Its time to design for RSS.


Like a lot of people I know, I'm addicted to my newsreader (RSS reader). RSS integrates so perfectly into my life, in terms of time-savings and information needs, I've noticed it's actually sort of given me a new worldview. In this new worldview, I view everything through a sort of information-time cost benefit analysis. Put pretty simply, there's a ton of stuff out there that I want to know, but I consistently value that gained knowledge against time spent accruing it.

The perfect example is a sports score, because it's a relatively meaningless piece of information (I say this as a sports fan). The Yankees play 162 games, most of which are not on TV in my market, so I often forget to check the score of the previous night's game.

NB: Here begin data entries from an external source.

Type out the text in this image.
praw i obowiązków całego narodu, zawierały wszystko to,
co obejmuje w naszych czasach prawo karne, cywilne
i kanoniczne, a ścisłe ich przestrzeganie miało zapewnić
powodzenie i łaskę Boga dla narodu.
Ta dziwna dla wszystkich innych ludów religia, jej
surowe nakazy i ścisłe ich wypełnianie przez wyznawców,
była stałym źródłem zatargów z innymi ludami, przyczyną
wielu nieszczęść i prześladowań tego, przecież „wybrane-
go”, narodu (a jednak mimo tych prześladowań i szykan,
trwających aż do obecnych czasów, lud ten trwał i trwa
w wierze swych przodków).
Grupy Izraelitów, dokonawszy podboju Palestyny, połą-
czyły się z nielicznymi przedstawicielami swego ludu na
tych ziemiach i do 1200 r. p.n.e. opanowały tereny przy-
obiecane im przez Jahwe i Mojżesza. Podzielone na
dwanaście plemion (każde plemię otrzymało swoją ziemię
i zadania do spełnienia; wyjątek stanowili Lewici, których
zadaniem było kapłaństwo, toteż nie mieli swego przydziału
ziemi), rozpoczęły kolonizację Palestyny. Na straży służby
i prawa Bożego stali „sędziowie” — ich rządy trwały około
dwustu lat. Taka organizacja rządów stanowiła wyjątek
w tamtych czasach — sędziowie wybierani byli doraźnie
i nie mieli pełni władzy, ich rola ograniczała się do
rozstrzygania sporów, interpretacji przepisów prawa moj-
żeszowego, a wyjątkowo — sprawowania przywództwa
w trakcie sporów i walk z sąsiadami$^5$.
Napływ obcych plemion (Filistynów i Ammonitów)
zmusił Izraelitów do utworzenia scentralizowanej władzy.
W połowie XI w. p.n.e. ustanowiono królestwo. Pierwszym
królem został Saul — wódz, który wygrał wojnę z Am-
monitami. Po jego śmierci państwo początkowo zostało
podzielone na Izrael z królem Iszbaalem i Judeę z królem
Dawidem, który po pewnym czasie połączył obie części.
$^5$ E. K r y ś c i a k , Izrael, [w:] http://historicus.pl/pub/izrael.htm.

To check the score requires three effortless clicks from Yahoo.com's front page, but I can only remember to do this every few days. I want the information, but the time-cost and work required to get it, on a daily basis, just don't work out in my case. If I could go in to Yahoo, and subscribe to Yankees scores in RSS, I'd be happy as a clam. Let's explore this a little.

Things like sports scores (or stock closing prices, as another example) are little bits of information that are temporal, and require significant effort to accrue. Here's where RSS steps in. RSS eliminates the temporal nature and significant effort; your newsreader picks up that load. And since things like sports score are tiny bits of information, they fit well into the micro-chunk model of RSS. The only problem is I can't get a sports score delivered to my RSS reader. Sure, I can filter Google news and get all items matching Yankees and score, and that will have the information, but it will also have a lot of information that I don't want. Filtering is a good first step, but its not the answer we need if we want to microchunk.

As RSS proliferates, we're going to need to start designing for RSS, rather than leaving in the afterthought role it currently occupies. Right now RSS, for most sites, is a filtered database dump; even in that primitive format, think how powerful it is. Now imagine a site that designs for RSS, letting you do truly custom, fine grain RSS operations - things like getting sports scores sent to your RSS reader. If a site were able to do this in a user-friendly, low barrier-to-entry format, it would stand to become the clearinghouse of information on the net. RSS is a pervasive, disruptive technology, and there's no question in my mind that adoption will eventually tick up to the point it become a mass-market tool. The site that most understands the information value of RSSing small, valuable bits of data could stand to become a significant news authority in Web 2.0 and beyond. Its time to design for RSS.